Patience is a virtue, especially when waiting for the next great story to come along. The turn of the Spring Equinox signals the rise out of the darkness and into the light all that has remained dormant during the winter months. Cannabis Food Culture is experiencing the same shift in the consciousness and conversation of not just foodies, but the general public at large. As the World watches, we in Colorado are setting precedent for how Cannabis is regarded, accepted, distributed, and consumed minute by minute.
Daily media coverage of the post-prohibition Cannabis industry and lifestyle is a reality that is both credible and relevant to regular everyday citizens. The revenue of the modern-day gold rush has had a clear impact in our communities, and the future rests in the hands of our responsibility to self-govern our rights to medicate and recreate as we see fit. Cooking with Cannabis, on the other hand, waits patiently, in the dark… Until now.
“Doors open at 7:00 pm, and they will be shut and locked at 7:30 pm. Don’t worry, I got you.”
The Chef of Fort Collins’, “First ever cannabis food pairing” Taylor Smith of the Gold Leaf Restaurant and Collective, knows how to make this Food Writer feel like they’re in on some crazy shit that’s about to go down. When I arrived at the restaurant I sat out front and lit up a wonderful spliff given to me on my Birthday a few days prior. I watched the attendees of the event trickle in one at a time, all with an amusing curiosity as to how the night’s events would unfold. Aged from their early twenties to well into their seventies, 50/50 male to female, the seemingly well to do, down to the ne’er do wells and all points in between, this dinner had all the right ingredients for a real conversation about what cannabis is to them, and what its future has in store.
It was a “Dinner for a Cause”, donating proceeds of the event to the locally based “Trees, Water, People” Organization, that has promoted sustainable living practices worldwide for over 20 years. Infinite Wellness Dispensary in Fort Collins provided the THC and CBD products used during the dinner in the form of:
(1) 110mg (100mg THC/ 10mg CBD) bottle of Incredible Wellness tincture per person.
(1) 10mg THC Keef Cola “Bubba Kush” rootbeer per person, that was to be used for the dessert course.
(1) As described, “An insane amount of CBD’s.” That was infused into all of the foods.
The attendee was responsible for the administration of their own dosages of THC during the meal. A “nominal” dose according to the representative of Infinite Wellness is 10mg. One full dropper (3.3mg) for each of the three courses was recommended to achieve the necessary balance in THC and CBD for a more enjoyable experience.
I did three full droppers, per course.
I added 3, more like 4, full droppers to my Silver Seed Cucumber Lemonade beverage, twice.
Don’t worry, I can handle it.
I have two hours before this all really starts to kick in.
Let’s go.
The pleasant hues of the Edison light bulbs strung from the ceiling of The Gold Leaf allowed my imagination to run amok in anticipation of the first course. The smell of the aged miso broth came in waves of synesthetic Dragons flying through the steam of the Green Onion Miso Ramen sitting in front of me. I was sent to the umami cloud island on the back of a rice noodle unicorn, tempting me to stay forever with every nibble of the perfectly individually textured vegetable mix of the grilled eggplant, broccoli, carrots, scallions, and especially the mushrooms. F#%* yah! Taylor.

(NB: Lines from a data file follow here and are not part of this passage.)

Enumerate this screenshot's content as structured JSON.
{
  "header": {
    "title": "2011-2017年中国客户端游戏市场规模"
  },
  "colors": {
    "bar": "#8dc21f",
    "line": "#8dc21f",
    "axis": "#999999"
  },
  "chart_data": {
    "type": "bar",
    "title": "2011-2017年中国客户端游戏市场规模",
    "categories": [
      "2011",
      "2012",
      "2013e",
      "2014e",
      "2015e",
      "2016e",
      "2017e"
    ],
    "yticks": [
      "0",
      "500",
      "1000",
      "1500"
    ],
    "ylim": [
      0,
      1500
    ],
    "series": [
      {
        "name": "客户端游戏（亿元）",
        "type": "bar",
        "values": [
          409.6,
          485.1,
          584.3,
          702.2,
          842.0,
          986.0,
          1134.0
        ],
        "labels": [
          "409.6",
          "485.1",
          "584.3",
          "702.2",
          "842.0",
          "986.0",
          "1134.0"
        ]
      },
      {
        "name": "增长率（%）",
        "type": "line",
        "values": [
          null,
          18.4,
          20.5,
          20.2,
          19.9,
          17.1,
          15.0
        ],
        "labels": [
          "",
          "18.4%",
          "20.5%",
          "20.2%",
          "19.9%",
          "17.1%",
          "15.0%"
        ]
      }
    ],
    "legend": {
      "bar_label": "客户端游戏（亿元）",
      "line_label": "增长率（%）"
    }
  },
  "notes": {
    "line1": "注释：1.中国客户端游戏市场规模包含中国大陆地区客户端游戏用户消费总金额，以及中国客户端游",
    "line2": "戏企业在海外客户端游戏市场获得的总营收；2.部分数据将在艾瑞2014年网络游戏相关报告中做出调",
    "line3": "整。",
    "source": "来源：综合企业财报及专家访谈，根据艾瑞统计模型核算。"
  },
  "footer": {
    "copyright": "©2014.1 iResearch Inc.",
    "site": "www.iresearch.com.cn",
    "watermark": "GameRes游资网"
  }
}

The second course was a self-explanatory experience named the ‘LIT’aliano Salad. This dish is a wish come true, as an unmistakable lemon explosion with each bite of the crispy fried eggplant soared in and out of the obviously heavily CBD dosed salad dressing gracing each green leaf, like cascading dew on a rose in the early morning light. The tomatoes and olives were saved for last, as each bite sang trumpeted cries of, “Yesss…” into the ether. Oh yeah, I was getting there.
The “Burger and Fries” with the Bubba Kush Rootbeer Float with coconut/cashew ice cream was an invitation to every Pulp Fiction quote imaginable, despite the lack of mayonnaise and the $5 milkshake. (In reality, the float including the 10mg rootbeer probably costs about $10. I don’t know if it’s worth $10, but it is pretty fucking good.)
After a quick safety meeting outside with a simply lovely individual (to remain anonymous), I KNEW I was zanged when for a brief moment, I thought I was being judged for smoking cannabis outside, at a cannabis food pairing.
Go figure.
It was time to go home, though I was already gone before I left. Walking under the pale moonlight under the warm glow of dancing Laurel Street neon tapestries, I breathed the much necessary taste of relief from the cerebral thunderstorms of our tumultuous day and age, if for only a moment.
The new frontier of responsible personal freedoms is upon us. Those who didn’t see a use in cannabis for themselves saw enough compassion and empathy with their vote for those who do, and the right to do so. In the face of those throwing stones at all things Cannabis, there’s a silent majority dancing and shaking their bones waiting for the ashes to all fall down. Waiting patiently for them to see the light, we speak just outside the shadows, from In the Dark.
Meals come and go, REAL FOOD, remains.